Trotman founded Nu-Finmen Swim Team in 1959, with Charles Simmons, with the aim of, “provid(ing) opportunities for children who might not otherwise have the opportunity to swim.” From the original location in Brooklyn, it expanded into Nassau County and Newark and Jersey City. The team is currently based in Cambria Heights, Queens. It has developed swimmers who would become all-state and NCAA All-American swimmers as well as numerous coaches. Trotman’s family estimates that more than 2,000 of his student-athletes graduated from college.

Both of his children, Jennifer and Todd, swam at William Paterson University. Jennifer is a swim coach, including at York College in Queens, where Robert was her assistant for 14 years. Todd is a swim official.

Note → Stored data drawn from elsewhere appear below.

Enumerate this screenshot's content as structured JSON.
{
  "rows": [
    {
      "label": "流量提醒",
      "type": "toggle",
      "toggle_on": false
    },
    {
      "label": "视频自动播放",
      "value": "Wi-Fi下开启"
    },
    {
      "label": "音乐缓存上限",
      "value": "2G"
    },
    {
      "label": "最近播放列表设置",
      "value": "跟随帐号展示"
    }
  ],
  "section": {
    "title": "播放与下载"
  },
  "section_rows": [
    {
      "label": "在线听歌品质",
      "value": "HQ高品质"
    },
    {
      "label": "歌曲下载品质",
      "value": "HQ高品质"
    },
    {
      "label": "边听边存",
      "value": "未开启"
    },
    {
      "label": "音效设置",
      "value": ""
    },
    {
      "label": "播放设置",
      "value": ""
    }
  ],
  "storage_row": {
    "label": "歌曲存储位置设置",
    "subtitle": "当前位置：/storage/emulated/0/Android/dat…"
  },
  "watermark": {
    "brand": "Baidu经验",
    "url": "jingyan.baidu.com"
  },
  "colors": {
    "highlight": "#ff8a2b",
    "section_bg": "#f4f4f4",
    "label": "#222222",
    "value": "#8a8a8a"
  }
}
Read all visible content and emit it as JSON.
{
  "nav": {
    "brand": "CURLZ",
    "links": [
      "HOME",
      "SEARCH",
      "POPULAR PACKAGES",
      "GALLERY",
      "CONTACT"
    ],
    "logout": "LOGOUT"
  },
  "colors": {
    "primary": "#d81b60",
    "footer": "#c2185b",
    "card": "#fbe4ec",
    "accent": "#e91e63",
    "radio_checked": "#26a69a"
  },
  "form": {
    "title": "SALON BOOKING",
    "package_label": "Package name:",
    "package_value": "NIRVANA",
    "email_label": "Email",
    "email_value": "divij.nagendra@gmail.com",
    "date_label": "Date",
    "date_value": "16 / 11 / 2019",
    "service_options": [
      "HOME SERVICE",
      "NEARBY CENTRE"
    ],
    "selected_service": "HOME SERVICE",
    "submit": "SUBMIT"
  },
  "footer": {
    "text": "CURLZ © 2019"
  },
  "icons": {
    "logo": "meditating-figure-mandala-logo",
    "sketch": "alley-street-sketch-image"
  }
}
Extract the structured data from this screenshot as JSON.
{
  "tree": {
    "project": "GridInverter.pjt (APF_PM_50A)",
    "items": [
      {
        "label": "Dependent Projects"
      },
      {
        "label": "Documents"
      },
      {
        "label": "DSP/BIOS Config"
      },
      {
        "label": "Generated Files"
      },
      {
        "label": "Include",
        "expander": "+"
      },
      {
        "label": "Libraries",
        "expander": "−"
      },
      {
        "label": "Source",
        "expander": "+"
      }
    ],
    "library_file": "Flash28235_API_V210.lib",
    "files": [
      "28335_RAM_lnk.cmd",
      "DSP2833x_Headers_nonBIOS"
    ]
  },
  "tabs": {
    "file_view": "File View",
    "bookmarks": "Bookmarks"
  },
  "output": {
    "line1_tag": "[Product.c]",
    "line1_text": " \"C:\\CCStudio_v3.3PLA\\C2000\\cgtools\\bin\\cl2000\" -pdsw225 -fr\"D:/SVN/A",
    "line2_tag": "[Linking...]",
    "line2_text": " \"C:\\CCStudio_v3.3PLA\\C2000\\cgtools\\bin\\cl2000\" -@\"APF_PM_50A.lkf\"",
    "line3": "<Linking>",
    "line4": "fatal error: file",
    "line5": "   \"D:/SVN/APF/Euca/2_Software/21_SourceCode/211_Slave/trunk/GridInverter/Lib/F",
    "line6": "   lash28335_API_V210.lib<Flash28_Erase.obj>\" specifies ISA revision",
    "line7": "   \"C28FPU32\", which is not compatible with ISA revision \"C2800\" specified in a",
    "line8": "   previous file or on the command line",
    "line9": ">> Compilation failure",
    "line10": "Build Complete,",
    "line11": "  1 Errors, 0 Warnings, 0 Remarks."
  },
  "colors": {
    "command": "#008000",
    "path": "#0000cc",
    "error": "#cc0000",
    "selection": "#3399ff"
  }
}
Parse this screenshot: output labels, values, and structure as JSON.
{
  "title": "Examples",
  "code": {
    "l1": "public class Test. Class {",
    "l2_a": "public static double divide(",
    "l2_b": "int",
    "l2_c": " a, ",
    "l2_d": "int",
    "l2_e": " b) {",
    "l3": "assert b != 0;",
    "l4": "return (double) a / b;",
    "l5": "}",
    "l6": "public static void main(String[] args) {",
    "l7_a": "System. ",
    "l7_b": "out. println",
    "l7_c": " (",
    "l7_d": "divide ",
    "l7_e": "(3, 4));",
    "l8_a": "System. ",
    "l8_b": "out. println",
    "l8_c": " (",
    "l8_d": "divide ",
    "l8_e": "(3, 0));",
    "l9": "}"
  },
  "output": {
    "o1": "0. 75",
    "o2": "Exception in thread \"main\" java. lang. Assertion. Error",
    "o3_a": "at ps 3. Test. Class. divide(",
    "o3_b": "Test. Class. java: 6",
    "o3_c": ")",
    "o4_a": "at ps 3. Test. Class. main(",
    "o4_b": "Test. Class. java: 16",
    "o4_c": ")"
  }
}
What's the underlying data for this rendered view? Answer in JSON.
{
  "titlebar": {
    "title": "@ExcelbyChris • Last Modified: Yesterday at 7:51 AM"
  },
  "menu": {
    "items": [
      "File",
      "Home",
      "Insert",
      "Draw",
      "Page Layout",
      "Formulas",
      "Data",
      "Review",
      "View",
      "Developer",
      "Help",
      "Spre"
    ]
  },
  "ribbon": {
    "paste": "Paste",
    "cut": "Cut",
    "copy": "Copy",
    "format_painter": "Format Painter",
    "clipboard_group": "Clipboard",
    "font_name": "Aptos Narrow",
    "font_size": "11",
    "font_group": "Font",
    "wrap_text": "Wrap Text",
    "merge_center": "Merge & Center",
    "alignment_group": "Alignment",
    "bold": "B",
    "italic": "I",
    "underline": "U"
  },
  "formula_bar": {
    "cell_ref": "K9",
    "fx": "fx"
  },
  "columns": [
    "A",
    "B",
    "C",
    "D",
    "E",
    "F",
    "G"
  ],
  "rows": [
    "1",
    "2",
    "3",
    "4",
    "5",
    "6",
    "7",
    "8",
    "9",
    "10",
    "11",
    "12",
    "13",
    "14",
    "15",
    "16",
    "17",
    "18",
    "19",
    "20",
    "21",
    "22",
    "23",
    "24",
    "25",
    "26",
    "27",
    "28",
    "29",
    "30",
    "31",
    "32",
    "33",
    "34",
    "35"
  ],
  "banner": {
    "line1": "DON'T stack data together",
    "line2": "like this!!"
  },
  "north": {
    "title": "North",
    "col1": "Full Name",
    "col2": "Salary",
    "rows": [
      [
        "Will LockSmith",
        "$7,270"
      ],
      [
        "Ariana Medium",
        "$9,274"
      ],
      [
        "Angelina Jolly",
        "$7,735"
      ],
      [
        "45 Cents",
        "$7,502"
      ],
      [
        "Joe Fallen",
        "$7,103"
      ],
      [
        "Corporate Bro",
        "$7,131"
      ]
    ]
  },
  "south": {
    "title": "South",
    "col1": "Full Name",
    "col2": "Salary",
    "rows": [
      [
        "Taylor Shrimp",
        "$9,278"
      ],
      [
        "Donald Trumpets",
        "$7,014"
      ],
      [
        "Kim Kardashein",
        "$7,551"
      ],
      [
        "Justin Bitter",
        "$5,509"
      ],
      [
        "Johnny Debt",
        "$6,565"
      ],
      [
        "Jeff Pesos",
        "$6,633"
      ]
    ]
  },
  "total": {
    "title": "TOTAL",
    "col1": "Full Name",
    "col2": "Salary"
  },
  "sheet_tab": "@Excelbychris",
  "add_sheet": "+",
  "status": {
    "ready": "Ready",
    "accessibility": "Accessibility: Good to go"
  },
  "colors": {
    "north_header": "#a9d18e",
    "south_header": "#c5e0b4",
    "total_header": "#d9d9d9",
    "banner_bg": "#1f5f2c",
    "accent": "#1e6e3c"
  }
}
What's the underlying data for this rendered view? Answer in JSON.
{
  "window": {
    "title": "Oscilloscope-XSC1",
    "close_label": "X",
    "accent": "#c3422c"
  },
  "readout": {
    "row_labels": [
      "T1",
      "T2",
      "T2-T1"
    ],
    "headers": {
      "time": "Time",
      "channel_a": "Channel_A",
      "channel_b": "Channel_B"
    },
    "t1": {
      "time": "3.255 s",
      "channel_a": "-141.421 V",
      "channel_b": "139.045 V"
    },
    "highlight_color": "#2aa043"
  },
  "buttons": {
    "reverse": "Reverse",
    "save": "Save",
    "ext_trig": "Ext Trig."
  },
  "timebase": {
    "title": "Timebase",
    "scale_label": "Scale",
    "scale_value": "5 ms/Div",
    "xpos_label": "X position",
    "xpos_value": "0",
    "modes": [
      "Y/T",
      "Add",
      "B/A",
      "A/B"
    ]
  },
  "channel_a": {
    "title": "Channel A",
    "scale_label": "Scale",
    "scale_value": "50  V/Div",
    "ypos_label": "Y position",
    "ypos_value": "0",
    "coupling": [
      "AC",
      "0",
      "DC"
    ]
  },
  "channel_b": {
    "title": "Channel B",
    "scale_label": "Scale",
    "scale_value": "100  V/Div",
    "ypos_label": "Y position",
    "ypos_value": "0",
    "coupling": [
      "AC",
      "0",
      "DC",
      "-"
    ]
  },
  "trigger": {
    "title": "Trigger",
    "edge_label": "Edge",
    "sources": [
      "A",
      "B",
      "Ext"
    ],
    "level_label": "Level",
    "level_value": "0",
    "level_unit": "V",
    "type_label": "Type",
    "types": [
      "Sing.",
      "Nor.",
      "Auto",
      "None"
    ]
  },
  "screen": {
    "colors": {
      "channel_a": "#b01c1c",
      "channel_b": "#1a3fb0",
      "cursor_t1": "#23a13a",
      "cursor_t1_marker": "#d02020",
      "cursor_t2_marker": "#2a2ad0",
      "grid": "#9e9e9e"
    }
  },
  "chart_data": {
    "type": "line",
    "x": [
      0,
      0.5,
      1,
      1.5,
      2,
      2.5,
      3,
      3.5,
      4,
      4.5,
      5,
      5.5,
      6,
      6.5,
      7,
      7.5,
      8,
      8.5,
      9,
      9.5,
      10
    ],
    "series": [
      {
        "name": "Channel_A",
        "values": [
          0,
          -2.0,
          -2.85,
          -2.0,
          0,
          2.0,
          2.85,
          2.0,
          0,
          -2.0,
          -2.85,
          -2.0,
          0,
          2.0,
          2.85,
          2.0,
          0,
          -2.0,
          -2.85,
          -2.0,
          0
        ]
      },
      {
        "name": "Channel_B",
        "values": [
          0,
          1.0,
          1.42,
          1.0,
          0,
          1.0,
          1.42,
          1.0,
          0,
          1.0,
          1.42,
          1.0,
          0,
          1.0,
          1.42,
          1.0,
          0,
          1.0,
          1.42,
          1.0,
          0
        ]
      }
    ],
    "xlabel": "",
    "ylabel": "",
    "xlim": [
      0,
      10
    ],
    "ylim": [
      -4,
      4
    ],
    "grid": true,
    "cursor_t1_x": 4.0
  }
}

Also among his pupils is Paulana Lamonier, the founder of Black People Will Swim.

Trotman grew up in Harlem and swam at DeWitt Clinton High School in the Bronx in the 1950s, as the school’s first Black swim team captain. He worked for most of his life to dispel myths about the ability of Black people to swim and to extend opportunities to young Black children to access swim facilities and instruction. He also competed in AAU swimming and became a New York City lifeguard as a teen, then enlisted in the United States Army in 1962. He coached with the Finmen, which were variously called Trot’s Finmen before becoming Nu-Finmen in the 1990s, while working for the New York City subway as a motorman.

Trotman founded the Martin Luther King Jr. Swim Classic in 1981, which annually brings more than 1,000 swimmers to Long Island for a multicultural meet that attracts swimmers from the U.S. and the Caribbean. He was profiled for his work by the New York Times in 1973 and again in 1998. He won the 2014 USA Swimming and Diversity Inclusion Award and was the first minority coach to train age-group swimmers at the United States Olympic Training Center in Colorado Springs, as part of its outreach program.

“He wanted to get rid of the myth that Black people can’t swim,” Jennifer Trotman told the New York Times. “He grew up in swimming not seeing someone who looked like him. He felt it was important to see an example of what you can be.”